Marvin Finkelstein is closer to the other end of the financial bridge between jobs. Mr. Finkelstein, 57, has been collecting unemployment for four months since he was dismissed after six years as a substitute teacher in the city’s public schools.

“It’s tough. I have a lot less than what I did,” he said, as tears welled in his eyes. “I cut back on luxuries. And I live on whatever savings I have.”

Mr. Finkelstein, who was searching for a job at the Workforce1 Career Center in Brooklyn on Wednesday, said he had been receiving $278 a week in benefits, barely enough to cover the $897 monthly rent on his one-bedroom apartment in Flushing, Queens.

He was uncertain what he would do if he did not find work before his checks ran out. The standard limit to unemployment benefits is 26 weeks, though Democrats in Congress have been pushing for a 13-week extension.

On Thursday, the House approved a bipartisan war-financing bill that included the 13-week extension of benefits.

Gov. David A. Paterson of New York and Gov. Jon S. Corzine of New Jersey sent letters to Congress in April urging passage of the extension. In New Jersey, David J. Socolow, the state’s commissioner of labor and work force development, said the need is becoming dire as a rapidly growing number of people exhaust their benefits.
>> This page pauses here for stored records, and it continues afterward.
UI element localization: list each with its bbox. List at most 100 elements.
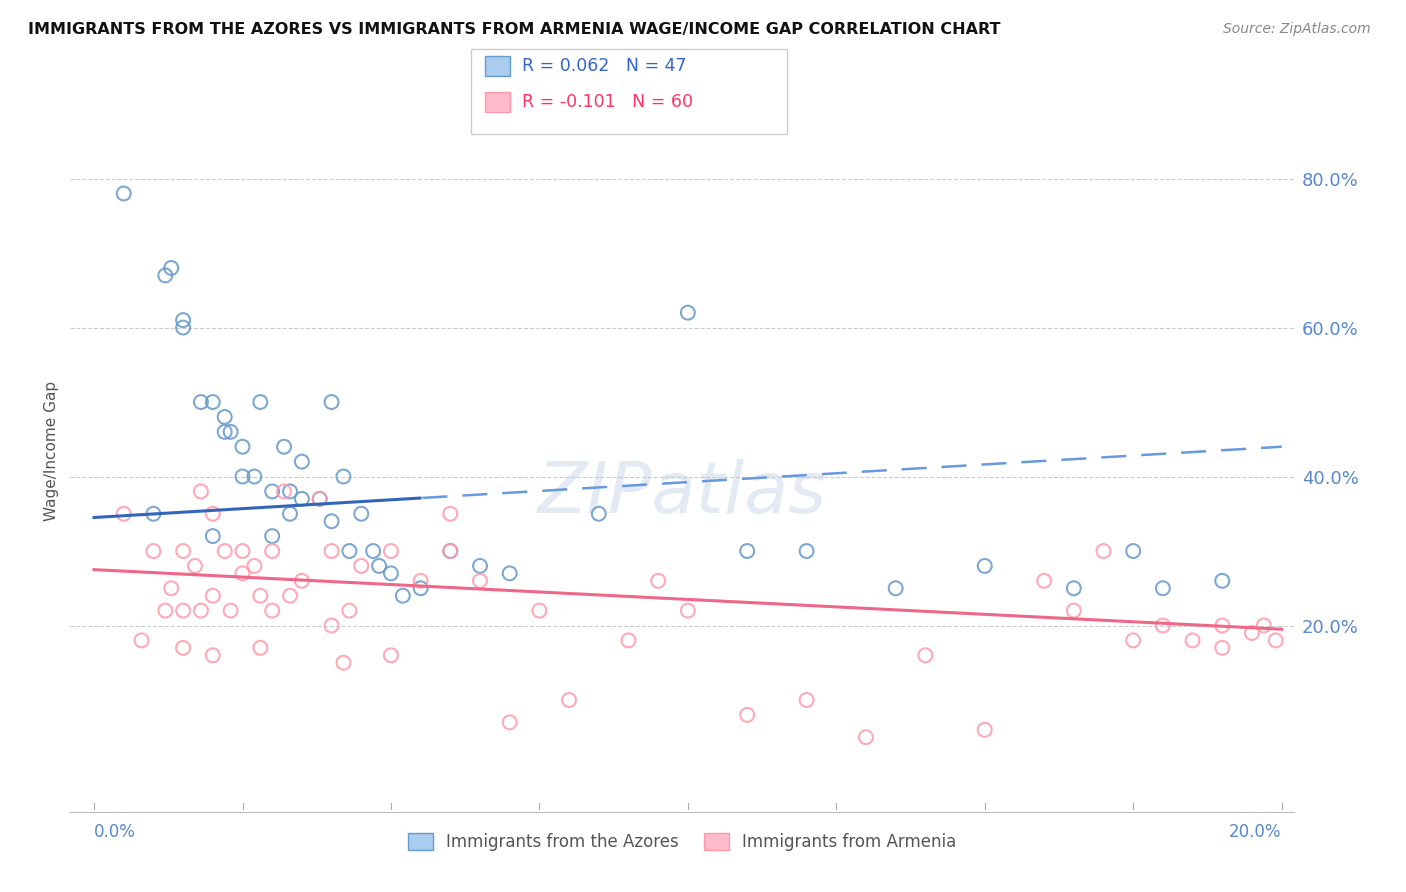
- Point: [1122, 633, 1144, 648]
- Point: [321, 618, 343, 632]
- Point: [380, 566, 402, 581]
- Point: [262, 544, 284, 558]
- Text: IMMIGRANTS FROM THE AZORES VS IMMIGRANTS FROM ARMENIA WAGE/INCOME GAP CORRELATIO: IMMIGRANTS FROM THE AZORES VS IMMIGRANTS…: [28, 22, 1001, 37]
- Point: [131, 633, 153, 648]
- Point: [1181, 633, 1204, 648]
- Point: [468, 558, 491, 573]
- Text: R = -0.101   N = 60: R = -0.101 N = 60: [522, 93, 693, 111]
- Point: [1211, 618, 1233, 632]
- Point: [291, 574, 314, 588]
- Point: [321, 395, 343, 409]
- Point: [112, 186, 135, 201]
- Point: [172, 604, 194, 618]
- Point: [262, 484, 284, 499]
- Point: [1122, 544, 1144, 558]
- Y-axis label: Wage/Income Gap: Wage/Income Gap: [44, 380, 59, 521]
- Point: [308, 491, 330, 506]
- Point: [796, 544, 818, 558]
- Point: [231, 469, 253, 483]
- Text: 0.0%: 0.0%: [94, 823, 136, 841]
- Point: [676, 306, 699, 320]
- Point: [201, 589, 224, 603]
- Point: [1152, 581, 1174, 595]
- Point: [112, 507, 135, 521]
- Point: [439, 507, 461, 521]
- Point: [190, 604, 212, 618]
- Point: [1063, 581, 1085, 595]
- Text: R = 0.062   N = 47: R = 0.062 N = 47: [522, 57, 686, 75]
- Point: [160, 581, 183, 595]
- Point: [231, 544, 253, 558]
- Point: [278, 507, 301, 521]
- Point: [249, 395, 271, 409]
- Point: [409, 574, 432, 588]
- Point: [973, 558, 995, 573]
- Point: [155, 604, 177, 618]
- Point: [142, 544, 165, 558]
- Text: ZIPatlas: ZIPatlas: [537, 459, 827, 528]
- Point: [558, 693, 581, 707]
- Point: [172, 320, 194, 334]
- Point: [190, 484, 212, 499]
- Point: [332, 656, 354, 670]
- Point: [796, 693, 818, 707]
- Point: [201, 395, 224, 409]
- Point: [439, 544, 461, 558]
- Point: [1033, 574, 1056, 588]
- Text: Source: ZipAtlas.com: Source: ZipAtlas.com: [1223, 22, 1371, 37]
- Point: [409, 581, 432, 595]
- Point: [1240, 626, 1263, 640]
- Point: [735, 544, 758, 558]
- Point: [184, 558, 207, 573]
- Point: [735, 707, 758, 722]
- Point: [1264, 633, 1286, 648]
- Point: [361, 544, 384, 558]
- Point: [337, 544, 360, 558]
- Point: [291, 491, 314, 506]
- Point: [214, 425, 236, 439]
- Point: [243, 558, 266, 573]
- Point: [380, 544, 402, 558]
- Point: [249, 640, 271, 655]
- Point: [468, 574, 491, 588]
- Point: [273, 440, 295, 454]
- Point: [884, 581, 907, 595]
- Point: [1092, 544, 1115, 558]
- Point: [308, 491, 330, 506]
- Point: [201, 648, 224, 663]
- Point: [214, 409, 236, 424]
- Point: [172, 544, 194, 558]
- Point: [973, 723, 995, 737]
- Point: [1253, 618, 1275, 632]
- Point: [321, 514, 343, 528]
- Point: [262, 604, 284, 618]
- Point: [350, 507, 373, 521]
- Point: [392, 589, 415, 603]
- Point: [350, 558, 373, 573]
- Point: [855, 730, 877, 744]
- Legend: Immigrants from the Azores, Immigrants from Armenia: Immigrants from the Azores, Immigrants f…: [401, 826, 963, 857]
- Point: [201, 529, 224, 543]
- Point: [243, 469, 266, 483]
- Point: [439, 544, 461, 558]
- Point: [368, 558, 391, 573]
- Point: [1152, 618, 1174, 632]
- Point: [588, 507, 610, 521]
- Point: [499, 566, 522, 581]
- Point: [1063, 604, 1085, 618]
- Point: [214, 544, 236, 558]
- Point: [142, 507, 165, 521]
- Point: [1211, 640, 1233, 655]
- Point: [647, 574, 669, 588]
- Point: [262, 529, 284, 543]
- Point: [190, 395, 212, 409]
- Point: [278, 484, 301, 499]
- Point: [172, 640, 194, 655]
- Point: [219, 604, 242, 618]
- Point: [337, 604, 360, 618]
- Point: [291, 455, 314, 469]
- Point: [273, 484, 295, 499]
- Point: [332, 469, 354, 483]
- Point: [914, 648, 936, 663]
- Text: 20.0%: 20.0%: [1229, 823, 1282, 841]
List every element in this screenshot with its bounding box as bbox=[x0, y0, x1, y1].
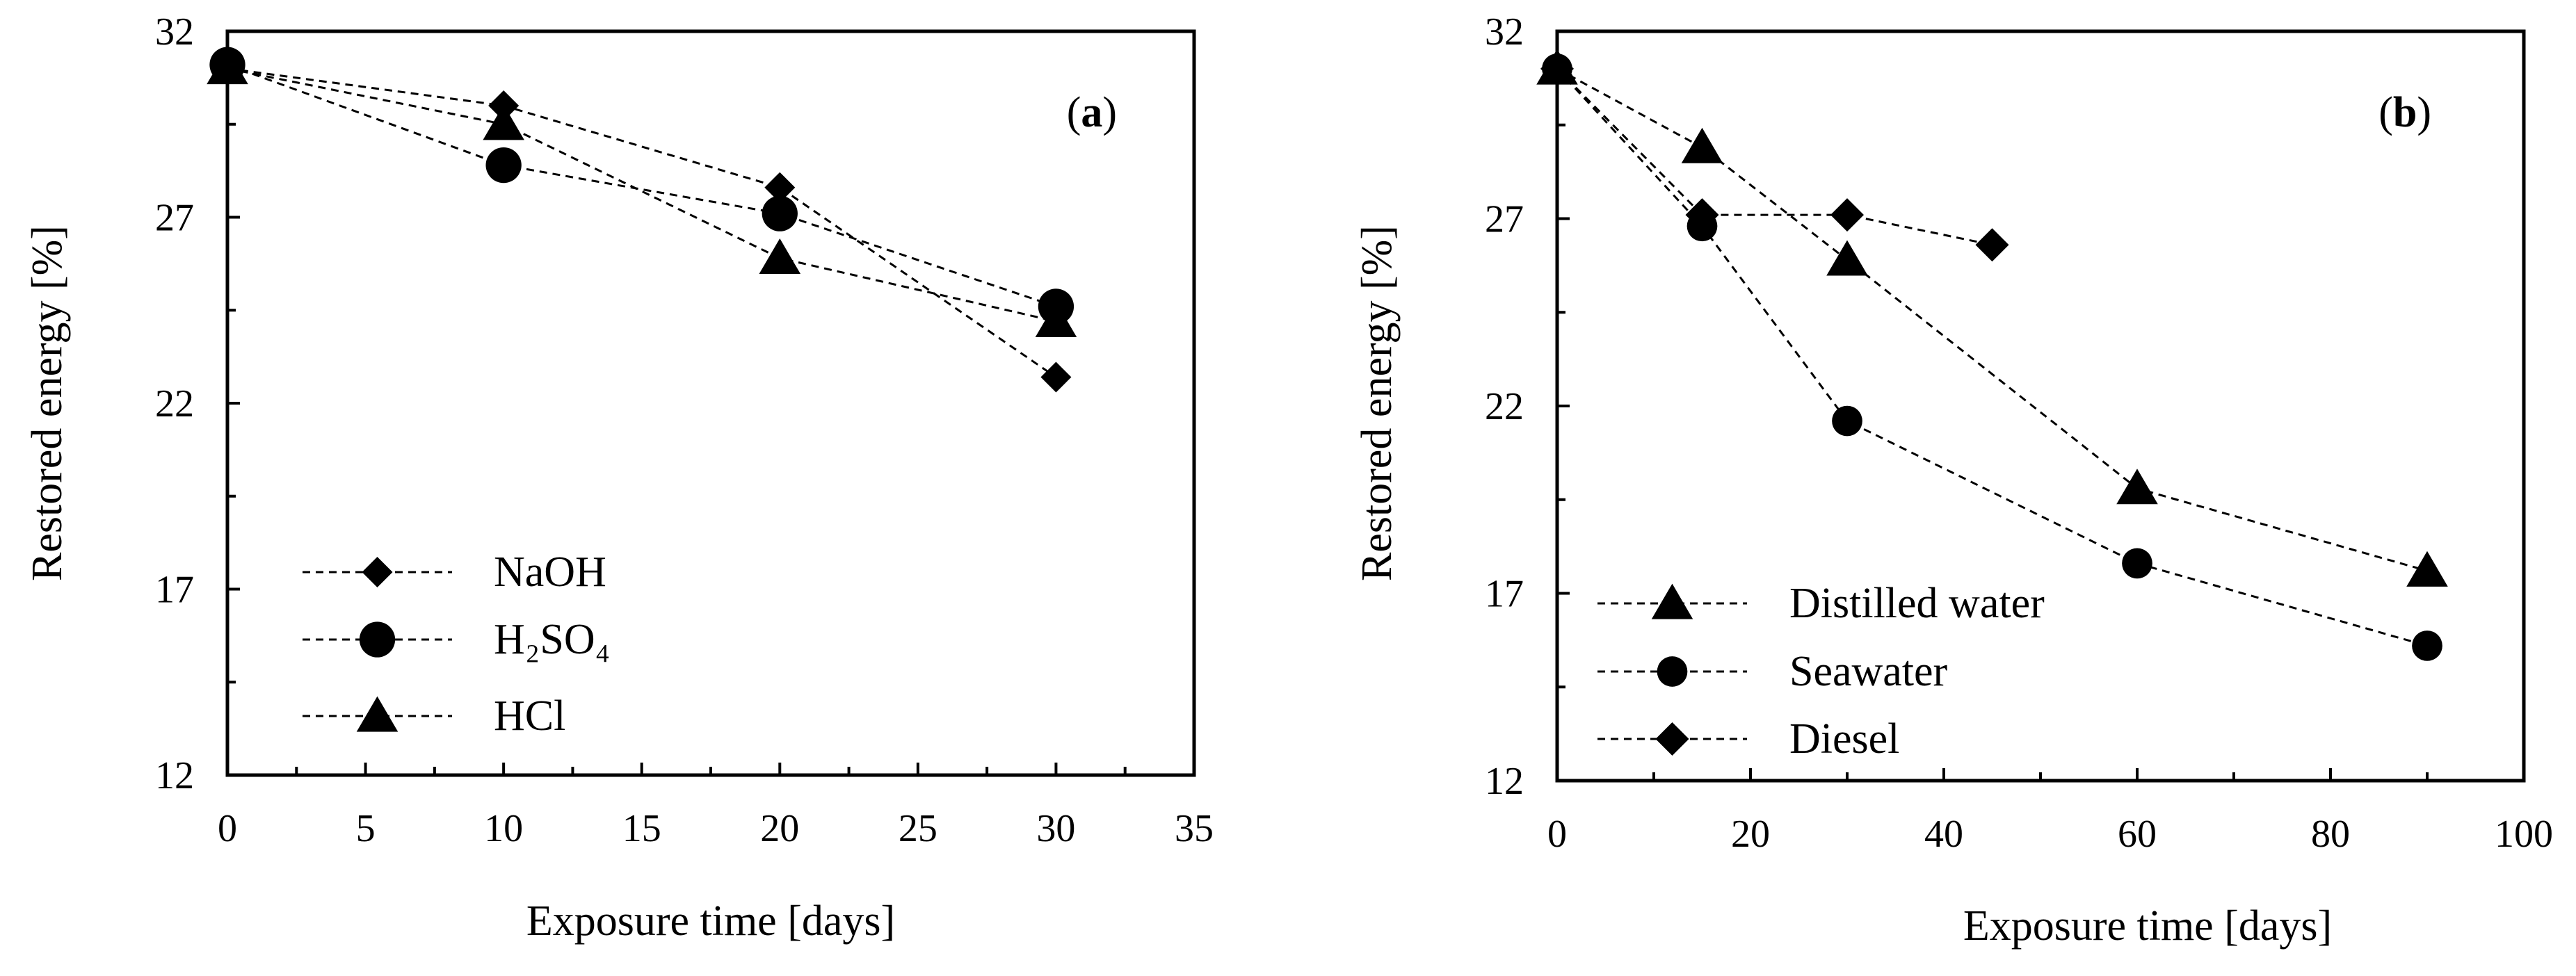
panel-b-data-point-seawater bbox=[1832, 405, 1862, 437]
panel-b-data-point-diesel bbox=[1685, 198, 1719, 232]
panel-a-label: (a) bbox=[1067, 89, 1117, 136]
panel-a-y-axis-label: Restored energy [%] bbox=[24, 225, 71, 581]
panel-a-data-point-h2so4 bbox=[762, 195, 798, 231]
panel-a-data-point-naoh bbox=[764, 172, 796, 203]
panel-a-x-tick-label: 15 bbox=[622, 807, 661, 850]
panel-b-x-axis-label: Exposure time [days] bbox=[1963, 902, 2332, 950]
panel-a-x-tick-label: 25 bbox=[899, 807, 937, 850]
panel-a-data-point-hcl bbox=[759, 238, 801, 275]
panel-b-legend-item-distilled-water: Distilled water bbox=[1597, 580, 2045, 627]
panel-a-legend-label: HCl bbox=[494, 692, 565, 740]
panel-b-legend-marker bbox=[1651, 583, 1693, 619]
panel-b-data-point-diesel bbox=[1540, 51, 1574, 86]
panel-b-data-point-distilled-water bbox=[2116, 469, 2158, 505]
panel-a-x-tick-label: 30 bbox=[1036, 807, 1075, 850]
panel-a-y-tick-label: 27 bbox=[155, 197, 194, 240]
panel-a-series-h2so4 bbox=[209, 47, 1074, 325]
panel-b-x-tick-label: 0 bbox=[1547, 813, 1567, 856]
panel-b-legend-item-diesel: Diesel bbox=[1597, 715, 1899, 763]
panel-a-series-line-h2so4 bbox=[227, 63, 1056, 308]
panel-a-legend-item-h2so4: H₂SO₄ bbox=[303, 616, 610, 663]
panel-a-data-point-hcl bbox=[483, 104, 524, 140]
panel-b-x-tick-label: 20 bbox=[1731, 813, 1770, 856]
panel-b-label: (b) bbox=[2378, 89, 2431, 136]
panel-a-data-point-h2so4 bbox=[485, 147, 522, 184]
panel-b-series-line-distilled-water bbox=[1556, 67, 2428, 572]
panel-b-legend-marker bbox=[1657, 656, 1688, 687]
panel-a-series-line-hcl bbox=[227, 67, 1056, 323]
panel-b-legend: Distilled water Seawater Diesel bbox=[1597, 580, 2045, 763]
panel-a-x-tick-label: 0 bbox=[218, 807, 237, 850]
panel-a-legend-marker bbox=[362, 557, 393, 587]
panel-b-legend-item-seawater: Seawater bbox=[1597, 648, 1948, 695]
panel-b-letter: b bbox=[2393, 89, 2417, 136]
panel-a-legend: NaOH H₂SO₄ HCl bbox=[303, 548, 610, 740]
panel-b-x-tick-label: 80 bbox=[2311, 813, 2350, 856]
panel-b-legend-label: Distilled water bbox=[1789, 580, 2045, 627]
panel-a-data-point-naoh bbox=[1040, 361, 1072, 393]
panel-a-y-tick-label: 22 bbox=[155, 382, 194, 425]
panel-a-legend-label: NaOH bbox=[494, 548, 606, 596]
panel-b-y-tick-label: 32 bbox=[1485, 10, 1524, 54]
panel-b-data-point-distilled-water bbox=[1681, 127, 1723, 163]
panel-b-legend-marker bbox=[1655, 722, 1689, 756]
panel-b-series-line-diesel bbox=[1556, 67, 1993, 246]
panel-b-x-tick-label: 40 bbox=[1924, 813, 1963, 856]
panel-a-series-naoh bbox=[212, 53, 1072, 393]
panel-a-legend-marker bbox=[359, 621, 396, 658]
panel-b-legend-label: Seawater bbox=[1789, 648, 1948, 695]
panel-b-y-tick-label: 27 bbox=[1485, 198, 1524, 241]
panel-b-y-tick-label: 22 bbox=[1485, 385, 1524, 428]
panel-b-y-tick-label: 17 bbox=[1485, 573, 1524, 616]
panel-b-series-seawater bbox=[1542, 54, 2442, 661]
panel-a-legend-label: H₂SO₄ bbox=[494, 616, 610, 663]
panel-a-plot-frame bbox=[225, 29, 1196, 777]
panel-b-series-diesel bbox=[1540, 51, 2009, 262]
panel-b-data-point-seawater bbox=[2412, 631, 2442, 661]
panel-a-y-tick-label: 12 bbox=[155, 754, 194, 797]
panel-a-data-point-hcl bbox=[207, 49, 248, 85]
panel-a-x-tick-label: 10 bbox=[484, 807, 523, 850]
panel-a-series-hcl bbox=[207, 49, 1077, 337]
panel-b-data-point-distilled-water bbox=[2406, 551, 2448, 587]
panel-b-y-axis-label: Restored energy [%] bbox=[1353, 225, 1401, 581]
panel-b-y-tick-label: 12 bbox=[1485, 760, 1524, 803]
panel-a-y-tick-label: 32 bbox=[155, 10, 194, 54]
panel-a-y-tick-label: 17 bbox=[155, 569, 194, 612]
panel-a-chart: (a) Exposure time [days] Restored energy… bbox=[24, 10, 1214, 945]
panel-a-data-point-hcl bbox=[1035, 301, 1077, 337]
panel-b-series-distilled-water bbox=[1536, 49, 2448, 587]
panel-a-letter: a bbox=[1081, 89, 1102, 136]
panel-b-data-point-diesel bbox=[1975, 228, 2009, 262]
panel-b-legend-label: Diesel bbox=[1789, 715, 1899, 763]
panel-a-x-tick-label: 5 bbox=[356, 807, 376, 850]
panel-b-x-tick-label: 100 bbox=[2495, 813, 2553, 856]
panel-a-x-tick-label: 20 bbox=[760, 807, 799, 850]
panel-a-legend-item-hcl: HCl bbox=[303, 692, 565, 740]
panel-b-data-point-diesel bbox=[1830, 198, 1864, 232]
panel-b-data-point-seawater bbox=[2122, 548, 2152, 579]
panel-a-legend-item-naoh: NaOH bbox=[303, 548, 606, 596]
panel-b-x-tick-label: 60 bbox=[2118, 813, 2157, 856]
panel-a-legend-marker bbox=[356, 696, 399, 732]
panel-a-x-tick-label: 35 bbox=[1175, 807, 1214, 850]
panel-a-x-axis-label: Exposure time [days] bbox=[526, 897, 895, 945]
panel-b-chart: (b) Exposure time [days] Restored energy… bbox=[1353, 10, 2553, 950]
panel-b-data-point-distilled-water bbox=[1826, 240, 1868, 276]
panel-a-series-line-naoh bbox=[227, 67, 1057, 378]
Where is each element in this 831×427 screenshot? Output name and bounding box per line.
In the last three months, benefits have run out for more than 45 percent of the people collecting unemployment in New Jersey, Mr. Socolow said. That is a higher rate than in any of the previous 24 months. At the same time, the average period during which people stayed on unemployment benefits has risen to more than 18.3 weeks from fewer than 18 weeks last year.

“People are taking longer to find a job,” Mr. Socolow said. “When you see that it’s creeping up for a few extra weeks, that’s not out of laziness on the part of the worker.”